A failure to bear that “essential principle” in mind led to yesterday’s damning indictment.
It also exposes the delicate relationship between ministers and government law officers, recently the subject of a government review.
The Attorney-General treads a fine line: as both a government minister who superintends the prosecuting authorities and a legal adviser to ministers, the job contains an inherent conflict.
Until recently successive attorneys have succeeded in keeping a rigorous distinction, ensuring prosecuting decisions free from political influence. The halting of the BAE investigation under Lord Goldsmith’s tenure fuelled pressure for change.
What went wrong? Ministers cannot order the Attorney-General to halt a prosecution – but the former Prime Minister came close to it. Tony Blair accepted that it was not a step to be taken lightly, but said there was a supervening “national interest” at stake.
The director of the SFO, Robert Wardle, came to a similar view – after hearing representations from the Saudi Ambassador.

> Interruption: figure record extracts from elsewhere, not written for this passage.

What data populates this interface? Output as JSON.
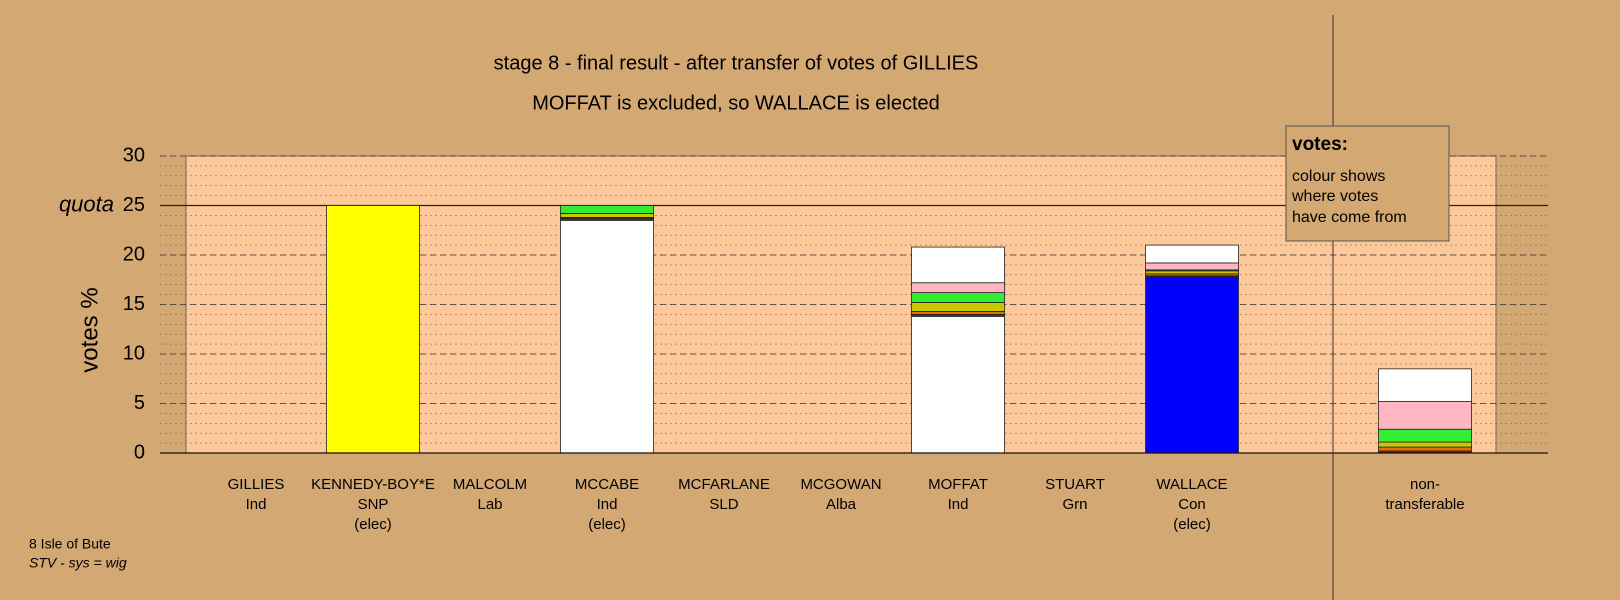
{
  "chart_data": {
    "type": "stacked-bar",
    "title": "stage 8 - final result - after transfer of votes of GILLIES",
    "subtitle": "MOFFAT is excluded, so WALLACE is elected",
    "y_label": "votes %",
    "labels": [
      [
        "GILLIES",
        "Ind"
      ],
      [
        "KENNEDY-BOY*E",
        "SNP",
        "(elec)"
      ],
      [
        "MALCOLM",
        "Lab"
      ],
      [
        "MCCABE",
        "Ind",
        "(elec)"
      ],
      [
        "MCFARLANE",
        "SLD"
      ],
      [
        "MCGOWAN",
        "Alba"
      ],
      [
        "MOFFAT",
        "Ind"
      ],
      [
        "STUART",
        "Grn"
      ],
      [
        "WALLACE",
        "Con",
        "(elec)"
      ],
      [
        "non-",
        "transferable"
      ]
    ],
    "series": [
      {
        "color": "#ffffff",
        "values": [
          null,
          null,
          null,
          23.5,
          null,
          null,
          13.8,
          null,
          null,
          null
        ]
      },
      {
        "color": "#ffff00",
        "values": [
          null,
          25,
          null,
          null,
          null,
          null,
          null,
          null,
          null,
          null
        ]
      },
      {
        "color": "#0000ff",
        "values": [
          null,
          null,
          null,
          null,
          null,
          null,
          null,
          null,
          17.8,
          null
        ]
      },
      {
        "color": "#8b1a1a",
        "values": [
          null,
          null,
          null,
          0.2,
          null,
          null,
          0.2,
          null,
          0.1,
          0.2
        ]
      },
      {
        "color": "#e07000",
        "values": [
          null,
          null,
          null,
          0.1,
          null,
          null,
          0.3,
          null,
          0.2,
          0.4
        ]
      },
      {
        "color": "#c8c800",
        "values": [
          null,
          null,
          null,
          0.4,
          null,
          null,
          0.9,
          null,
          0.3,
          0.5
        ]
      },
      {
        "color": "#33ee33",
        "values": [
          null,
          null,
          null,
          0.8,
          null,
          null,
          1.0,
          null,
          0.1,
          1.3
        ]
      },
      {
        "color": "#ffb6c1",
        "values": [
          null,
          null,
          null,
          null,
          null,
          null,
          1.0,
          null,
          0.7,
          2.8
        ]
      },
      {
        "color": "#ffffff",
        "values": [
          null,
          null,
          null,
          null,
          null,
          null,
          3.6,
          null,
          1.8,
          3.3
        ]
      }
    ],
    "ylim": [
      0,
      30
    ],
    "yticks": [
      0,
      5,
      10,
      15,
      20,
      25,
      30
    ],
    "grid": true,
    "minor_grid_step": 1,
    "quota": {
      "value": 25,
      "label": "quota"
    },
    "legend": {
      "heading": "votes:",
      "lines": [
        "colour shows",
        "where votes",
        "have come from"
      ]
    },
    "footnote": [
      "8 Isle of Bute",
      "STV - sys = wig"
    ]
  }
}
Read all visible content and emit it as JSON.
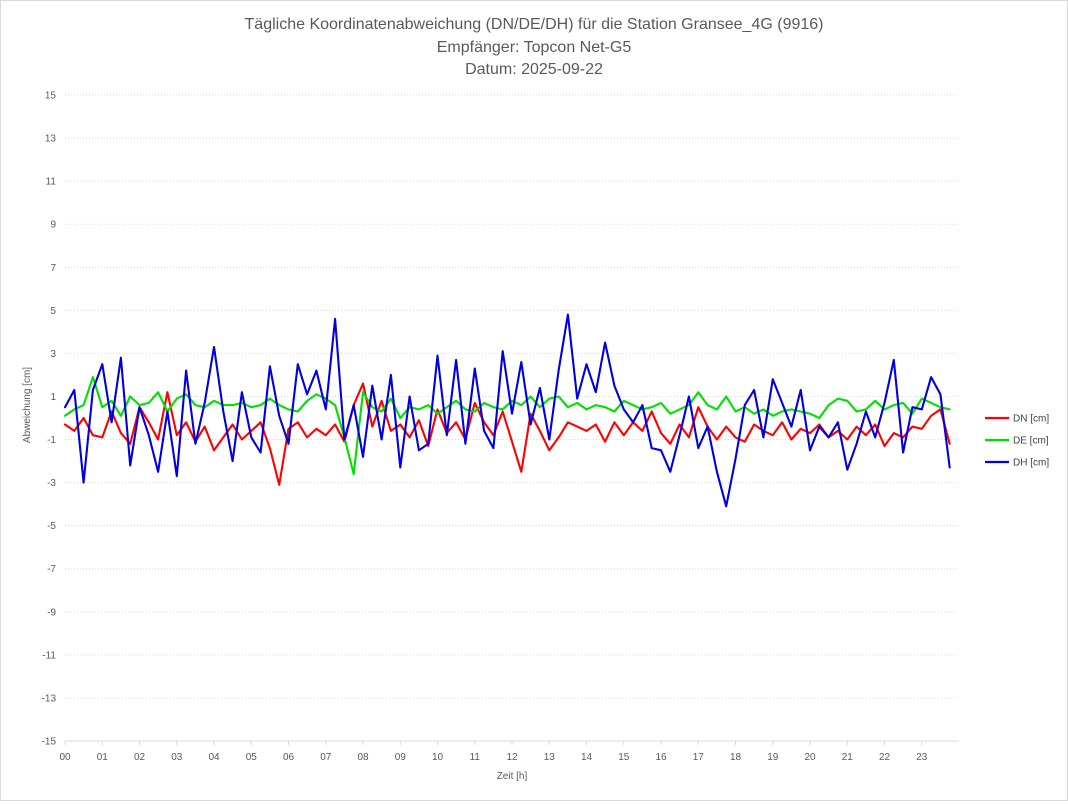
{
  "chart_data": {
    "type": "line",
    "title": [
      "Tägliche Koordinatenabweichung (DN/DE/DH) für die Station Gransee_4G (9916)",
      "Empfänger: Topcon Net-G5",
      "Datum: 2025-09-22"
    ],
    "xlabel": "Zeit [h]",
    "ylabel": "Abweichung [cm]",
    "ylim": [
      -15,
      15
    ],
    "yticks": [
      "15",
      "13",
      "11",
      "9",
      "7",
      "5",
      "3",
      "1",
      "-1",
      "-3",
      "-5",
      "-7",
      "-9",
      "-11",
      "-13",
      "-15"
    ],
    "xlim": [
      0,
      24
    ],
    "xticks": [
      "00",
      "01",
      "02",
      "03",
      "04",
      "05",
      "06",
      "07",
      "08",
      "09",
      "10",
      "11",
      "12",
      "13",
      "14",
      "15",
      "16",
      "17",
      "18",
      "19",
      "20",
      "21",
      "22",
      "23"
    ],
    "legend_position": "right",
    "x": [
      0,
      0.25,
      0.5,
      0.75,
      1,
      1.25,
      1.5,
      1.75,
      2,
      2.25,
      2.5,
      2.75,
      3,
      3.25,
      3.5,
      3.75,
      4,
      4.25,
      4.5,
      4.75,
      5,
      5.25,
      5.5,
      5.75,
      6,
      6.25,
      6.5,
      6.75,
      7,
      7.25,
      7.5,
      7.75,
      8,
      8.25,
      8.5,
      8.75,
      9,
      9.25,
      9.5,
      9.75,
      10,
      10.25,
      10.5,
      10.75,
      11,
      11.25,
      11.5,
      11.75,
      12,
      12.25,
      12.5,
      12.75,
      13,
      13.25,
      13.5,
      13.75,
      14,
      14.25,
      14.5,
      14.75,
      15,
      15.25,
      15.5,
      15.75,
      16,
      16.25,
      16.5,
      16.75,
      17,
      17.25,
      17.5,
      17.75,
      18,
      18.25,
      18.5,
      18.75,
      19,
      19.25,
      19.5,
      19.75,
      20,
      20.25,
      20.5,
      20.75,
      21,
      21.25,
      21.5,
      21.75,
      22,
      22.25,
      22.5,
      22.75,
      23,
      23.25,
      23.5,
      23.75
    ],
    "series": [
      {
        "name": "DN [cm]",
        "color": "#ff0000",
        "values": [
          -0.3,
          -0.6,
          0.0,
          -0.8,
          -0.9,
          0.3,
          -0.7,
          -1.2,
          0.5,
          -0.2,
          -1.0,
          1.2,
          -0.8,
          -0.2,
          -1.1,
          -0.4,
          -1.5,
          -0.9,
          -0.3,
          -1.0,
          -0.6,
          -0.2,
          -1.4,
          -3.1,
          -0.5,
          -0.2,
          -0.9,
          -0.5,
          -0.8,
          -0.3,
          -1.1,
          0.6,
          1.6,
          -0.4,
          0.8,
          -0.6,
          -0.3,
          -0.9,
          -0.1,
          -1.3,
          0.4,
          -0.7,
          -0.2,
          -1.0,
          0.7,
          -0.2,
          -0.8,
          0.3,
          -1.1,
          -2.5,
          0.2,
          -0.6,
          -1.5,
          -0.9,
          -0.2,
          -0.4,
          -0.6,
          -0.3,
          -1.1,
          -0.2,
          -0.8,
          -0.2,
          -0.6,
          0.3,
          -0.7,
          -1.2,
          -0.3,
          -0.9,
          0.5,
          -0.4,
          -1.0,
          -0.4,
          -0.9,
          -1.1,
          -0.3,
          -0.6,
          -0.8,
          -0.2,
          -1.0,
          -0.5,
          -0.7,
          -0.3,
          -0.9,
          -0.6,
          -1.0,
          -0.4,
          -0.8,
          -0.3,
          -1.3,
          -0.7,
          -0.9,
          -0.4,
          -0.5,
          0.1,
          0.4,
          -1.2
        ]
      },
      {
        "name": "DE [cm]",
        "color": "#00e000",
        "values": [
          0.1,
          0.4,
          0.6,
          1.9,
          0.5,
          0.8,
          0.1,
          1.0,
          0.6,
          0.7,
          1.2,
          0.3,
          0.9,
          1.1,
          0.6,
          0.5,
          0.8,
          0.6,
          0.6,
          0.7,
          0.5,
          0.6,
          0.9,
          0.6,
          0.4,
          0.3,
          0.8,
          1.1,
          0.9,
          0.6,
          -0.9,
          -2.6,
          1.2,
          0.5,
          0.3,
          0.9,
          0.0,
          0.5,
          0.4,
          0.6,
          0.2,
          0.5,
          0.8,
          0.4,
          0.3,
          0.7,
          0.5,
          0.4,
          0.8,
          0.6,
          1.0,
          0.5,
          0.9,
          1.0,
          0.5,
          0.7,
          0.4,
          0.6,
          0.5,
          0.3,
          0.8,
          0.6,
          0.4,
          0.5,
          0.7,
          0.2,
          0.4,
          0.6,
          1.2,
          0.6,
          0.4,
          1.0,
          0.3,
          0.5,
          0.2,
          0.4,
          0.1,
          0.3,
          0.4,
          0.3,
          0.2,
          0.0,
          0.6,
          0.9,
          0.8,
          0.3,
          0.4,
          0.8,
          0.4,
          0.6,
          0.7,
          0.2,
          0.9,
          0.7,
          0.5,
          0.4
        ]
      },
      {
        "name": "DH [cm]",
        "color": "#0000e0",
        "values": [
          0.5,
          1.3,
          -3.0,
          1.3,
          2.5,
          -0.2,
          2.8,
          -2.2,
          0.5,
          -0.8,
          -2.5,
          0.3,
          -2.7,
          2.2,
          -1.2,
          0.7,
          3.3,
          0.3,
          -2.0,
          1.2,
          -0.9,
          -1.6,
          2.4,
          0.1,
          -1.2,
          2.5,
          1.1,
          2.2,
          0.4,
          4.6,
          -1.0,
          0.6,
          -1.8,
          1.5,
          -1.0,
          2.0,
          -2.3,
          1.0,
          -1.5,
          -1.2,
          2.9,
          -0.8,
          2.7,
          -1.2,
          2.3,
          -0.6,
          -1.4,
          3.1,
          0.2,
          2.6,
          -0.3,
          1.4,
          -1.0,
          2.2,
          4.8,
          0.9,
          2.5,
          1.2,
          3.5,
          1.5,
          0.4,
          -0.2,
          0.6,
          -1.4,
          -1.5,
          -2.5,
          -0.8,
          1.0,
          -1.4,
          -0.4,
          -2.5,
          -4.1,
          -1.9,
          0.6,
          1.3,
          -0.9,
          1.8,
          0.7,
          -0.4,
          1.3,
          -1.5,
          -0.4,
          -0.9,
          -0.2,
          -2.4,
          -1.2,
          0.3,
          -0.9,
          0.7,
          2.7,
          -1.6,
          0.5,
          0.4,
          1.9,
          1.1,
          -2.3
        ]
      }
    ]
  }
}
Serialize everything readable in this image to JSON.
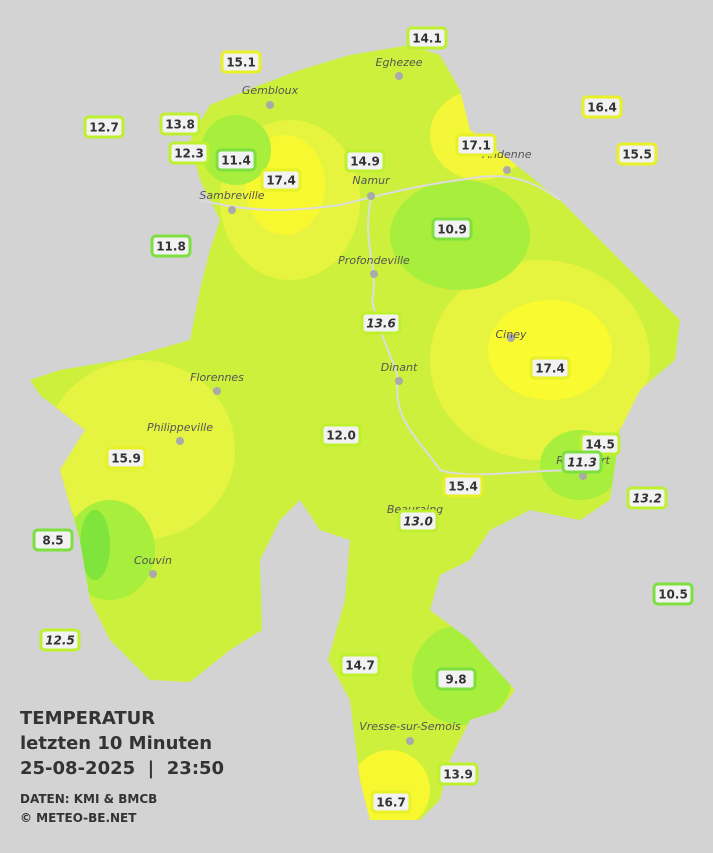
{
  "title": {
    "lines": [
      "TEMPERATUR",
      "letzten 10 Minuten",
      "25-08-2025  |  23:50"
    ],
    "credits": [
      "DATEN: KMI & BMCB",
      "© METEO-BE.NET"
    ]
  },
  "cities": [
    {
      "name": "Eghezee"
    },
    {
      "name": "Gembloux"
    },
    {
      "name": "Andenne"
    },
    {
      "name": "Namur"
    },
    {
      "name": "Sambreville"
    },
    {
      "name": "Profondeville"
    },
    {
      "name": "Ciney"
    },
    {
      "name": "Florennes"
    },
    {
      "name": "Dinant"
    },
    {
      "name": "Philippeville"
    },
    {
      "name": "Rochefort"
    },
    {
      "name": "Beauraing"
    },
    {
      "name": "Couvin"
    },
    {
      "name": "Vresse-sur-Semois"
    }
  ],
  "stations": [
    {
      "value": "14.1"
    },
    {
      "value": "15.1"
    },
    {
      "value": "16.4"
    },
    {
      "value": "12.7"
    },
    {
      "value": "13.8"
    },
    {
      "value": "17.1"
    },
    {
      "value": "15.5"
    },
    {
      "value": "12.3"
    },
    {
      "value": "11.4"
    },
    {
      "value": "14.9"
    },
    {
      "value": "17.4"
    },
    {
      "value": "10.9"
    },
    {
      "value": "11.8"
    },
    {
      "value": "13.6",
      "italic": true
    },
    {
      "value": "17.4"
    },
    {
      "value": "12.0"
    },
    {
      "value": "14.5"
    },
    {
      "value": "11.3",
      "italic": true
    },
    {
      "value": "15.9"
    },
    {
      "value": "15.4"
    },
    {
      "value": "13.2",
      "italic": true
    },
    {
      "value": "13.0",
      "italic": true
    },
    {
      "value": "8.5"
    },
    {
      "value": "10.5"
    },
    {
      "value": "12.5",
      "italic": true
    },
    {
      "value": "14.7"
    },
    {
      "value": "9.8"
    },
    {
      "value": "13.9"
    },
    {
      "value": "16.7"
    }
  ]
}
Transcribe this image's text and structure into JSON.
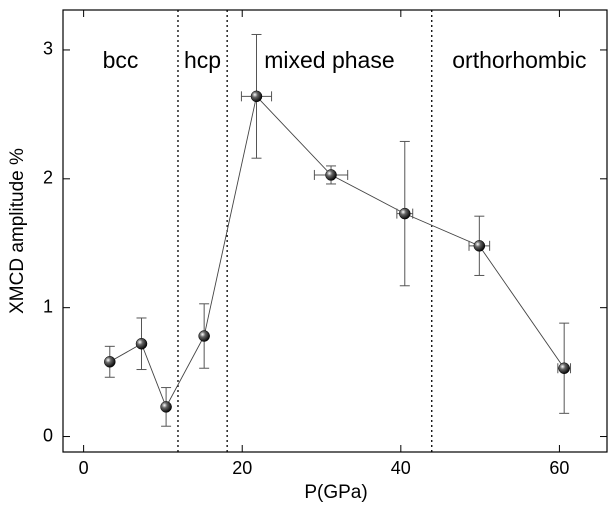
{
  "chart_data": {
    "type": "scatter",
    "x_label": "P(GPa)",
    "y_label": "XMCD amplitude %",
    "xlim": [
      -2.6,
      66
    ],
    "ylim": [
      -0.12,
      3.31
    ],
    "xticks": [
      0,
      20,
      40,
      60
    ],
    "yticks": [
      0,
      1,
      2,
      3
    ],
    "series": [
      {
        "color": "#000000",
        "connected": true,
        "x": [
          3.3,
          7.3,
          10.4,
          15.2,
          21.8,
          31.2,
          40.5,
          49.9,
          60.6
        ],
        "values": [
          0.58,
          0.72,
          0.23,
          0.78,
          2.64,
          2.03,
          1.73,
          1.48,
          0.53
        ],
        "xerr": [
          0,
          0,
          0,
          0,
          1.9,
          2.1,
          1.0,
          1.3,
          0.8
        ],
        "yerr": [
          0.12,
          0.2,
          0.15,
          0.25,
          0.48,
          0.07,
          0.56,
          0.23,
          0.35
        ]
      }
    ],
    "phase_boundaries": [
      11.9,
      18.1,
      43.9
    ],
    "regions": [
      "bcc",
      "hcp",
      "mixed phase",
      "orthorhombic"
    ]
  }
}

Two key factors undermine the ultimate decision: the Prime Minister appears to have reacted to a blunt threat from the Saudis to “get rid” of the investigation or face an immediate cessation of relations on security and intelligence, with lives put at risk. Furthermore, the threat was made by an official allegedly complicit in the criminal conduct under investigation.
Secondly, the background to that threat was that the biggest export contract for a decade, the Typhoon, was in the offing - and at risk of being lost to the French. So commercial considerations, while played down, were acutely in the frame.
The Saudis had increasingly become a significant partner in the intelligence war against al-Qaeda, providing crucial tip-offs of suspects, tracking their movements and letting MI6 know of any information that pointed towards a British connection.
However, did this cooperation with Riyadh justify Mr Blair’s claim that Britain’s national security was at stake? There were lurid tales of how the Saudis had warned London that if the SFO went ahead with its plans to investigate their secret bank accounts in Geneva, the intelligence flow would stop.
There is no question that if the intelligence partnership had ended this would have damaged Britain’s national interests. But, however many times it was denied, the principal reason for calling off the SFO dogs was to safeguard aircraft sales to the Royal Saudi Air Force, and the thousands of British jobs that went with it.
Ironically, the recent review of the Attorney-General’s role has largely endorsed the status quo. More than that, the Attorney’s power to direct that a prosecution be halted on security grounds will now be enshrined in statute.